My friend, I'm an elementary school teacher with a master's degree in Learning and Technology, and my students' classroom experience is almost entirely unplugged. I'm intensely picky about the learning tools I provide, so when I do have them use their Chromebooks (and don't get me started on those pieces of busted-ass shit (I have feelings)), web monitoring and limiting software is crucial. Being able to see their screens, shut them down, redirect them, or restrict them to a pre-approved domain - like Chrome Music Lab during free time, or PebbleGo for animal research - is the epitome of micromanagement and a pain in the ass, but it's the only way I've found to keep control over what's going on at their desks. Also, Ctrl+Shift+T reopens closed browser tabs. That's a fun tool to have in your back pocket.

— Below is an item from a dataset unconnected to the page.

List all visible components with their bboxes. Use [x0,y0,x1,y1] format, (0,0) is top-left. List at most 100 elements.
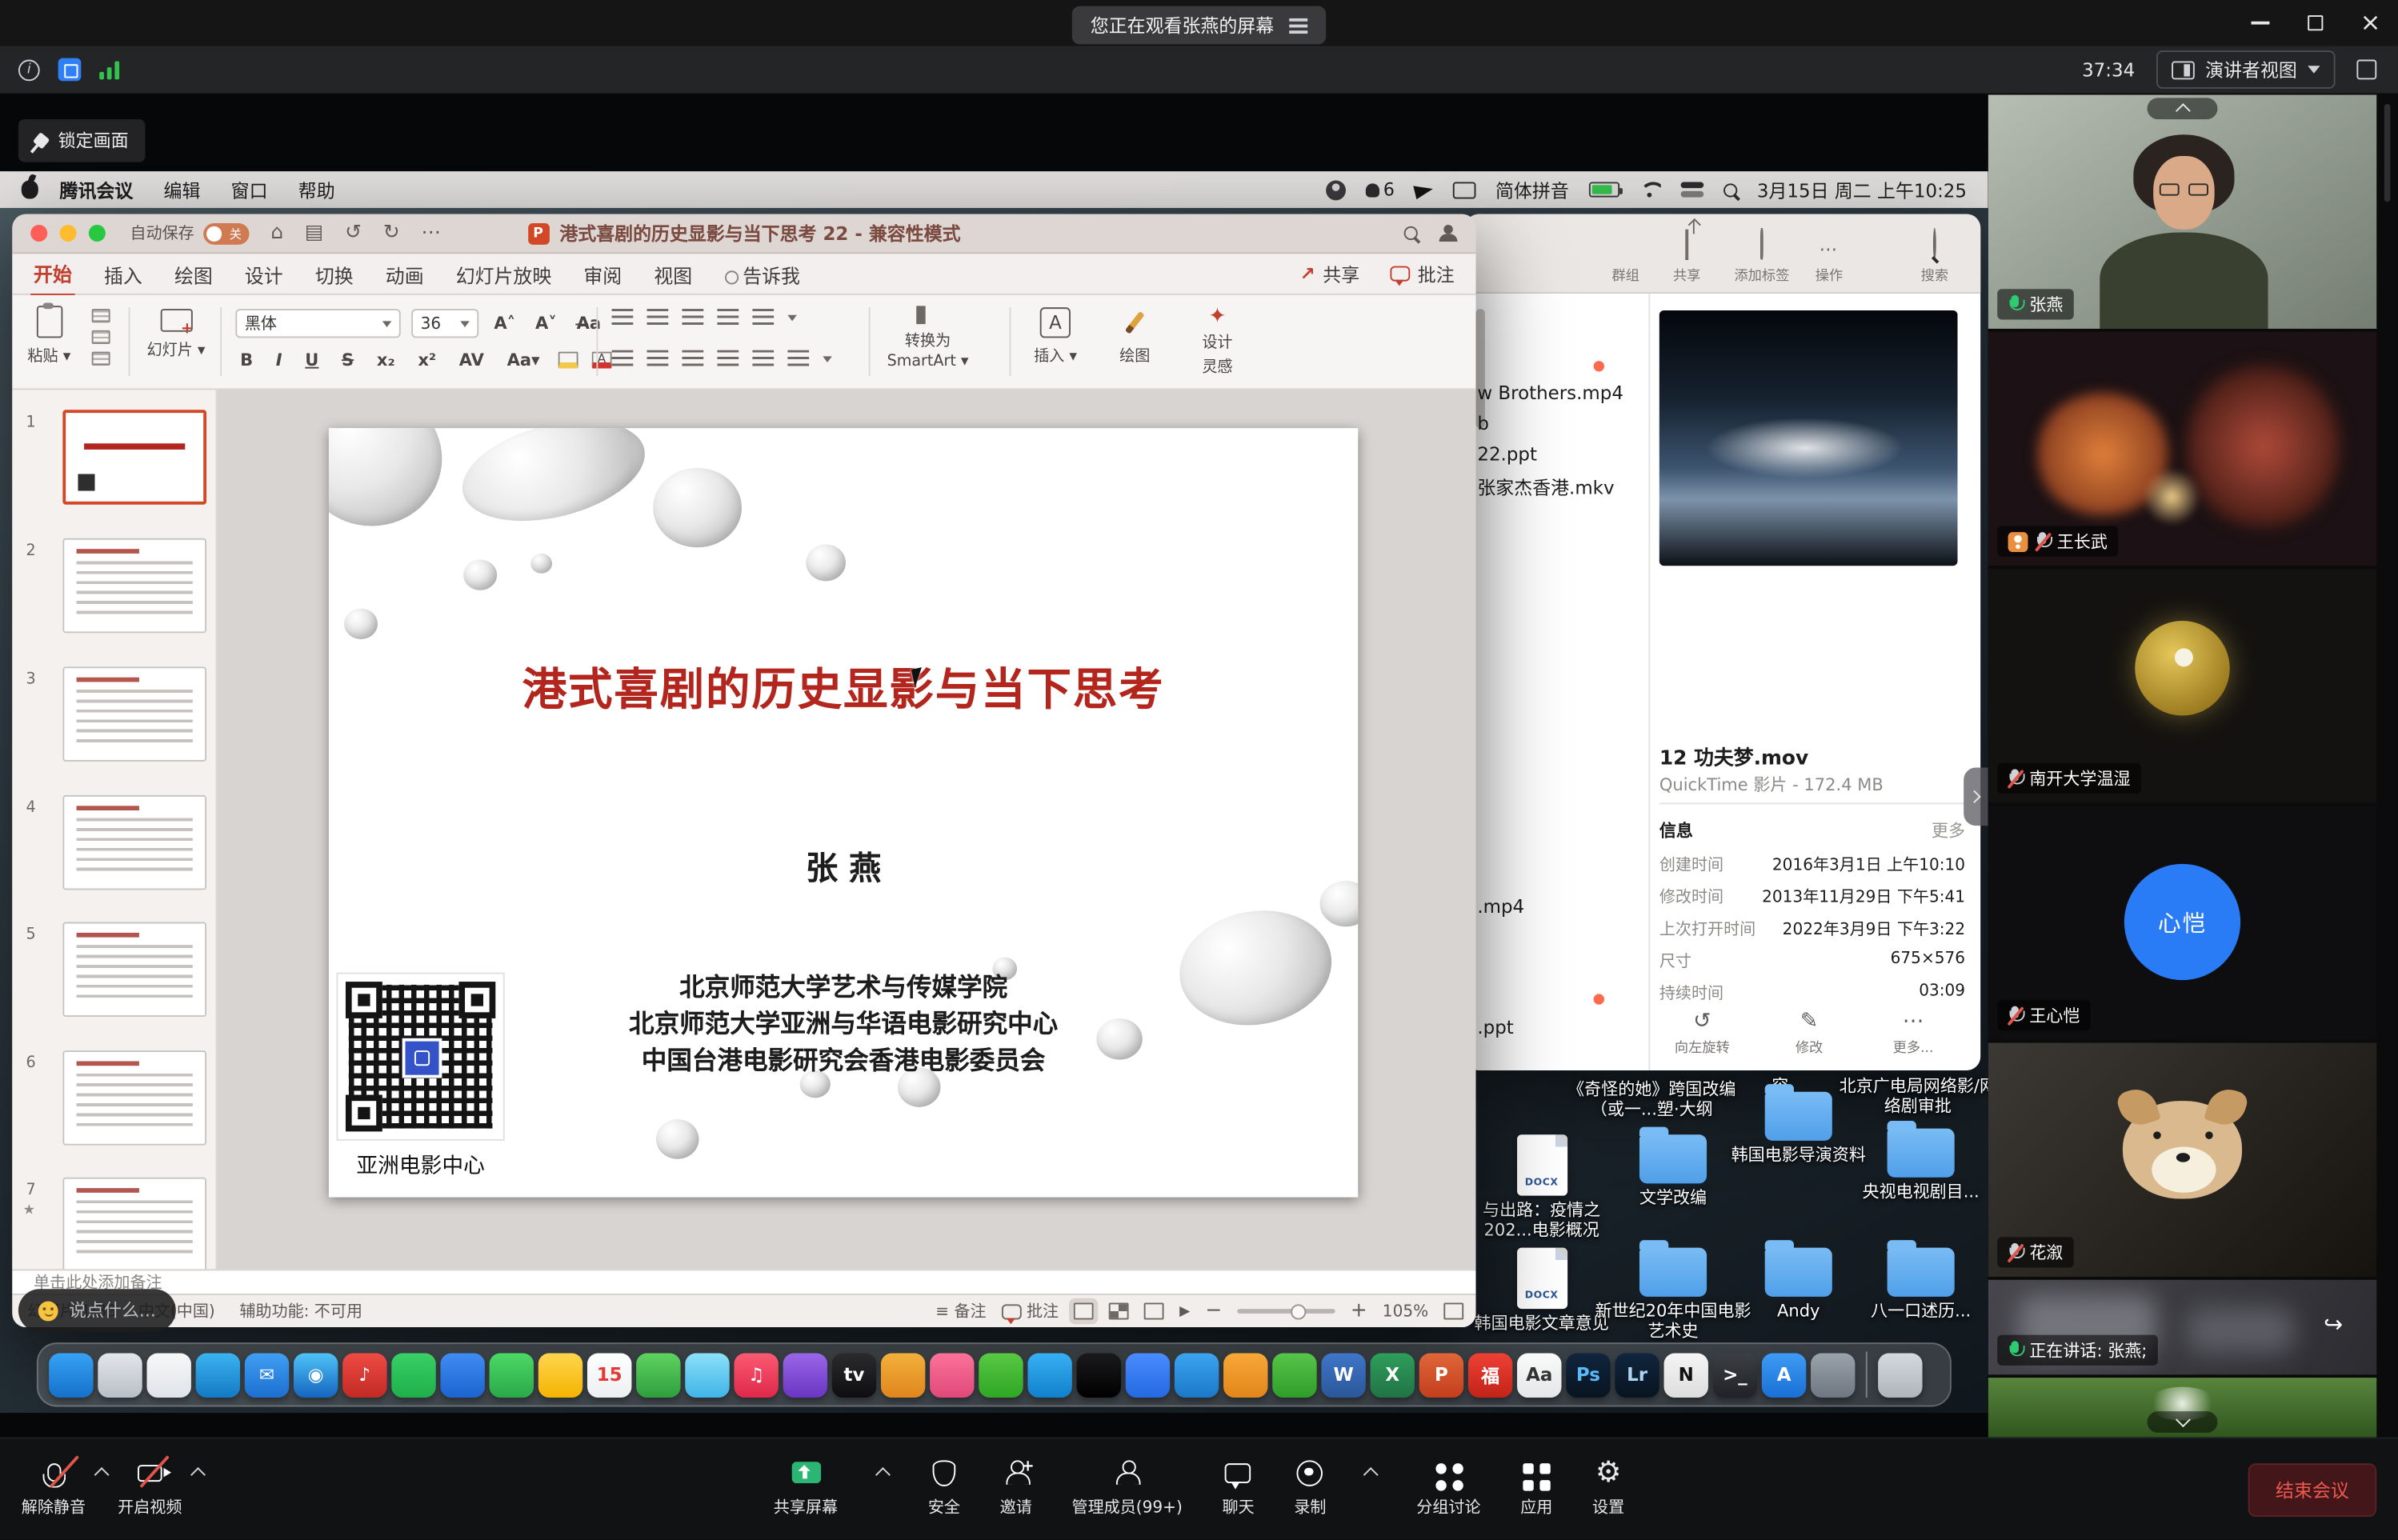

Anecdotes from a former 7th grade English teacher. I taught at a private school with 1:1 Chromebook usage starting in 4th grade. Many of the teachers used tech for every aspect of their lessons; the reasoning they gave was that it was more engaging, but it was clear that the real reason was often laziness. With tech, homework and quizzes can grade themselves, and there is no need to collect and organize paper. My school banned phones and used GoGuardian for Chromebooks, which teachers can use to monitor each device and even close tabs, block websites during their class time, or adjust settings so that only one website is permissible. But many teachers I know never learned all the aspects of this program. As the English teacher, my class sessions were twice the length of others, and Chromebooks only came out to (1) type essays - outlining and drafting were handwritten (2) complete research for said essays, with heavy monitoring from me (3) play IXL class-wide grammar games or vocabulary reviews as a special treat on Fridays, again with strict monitoring. After only a few weeks where my ability to catch every student was clear, most kids simply stopped playing games in my class. I’d rather them avoid work by staring out the window!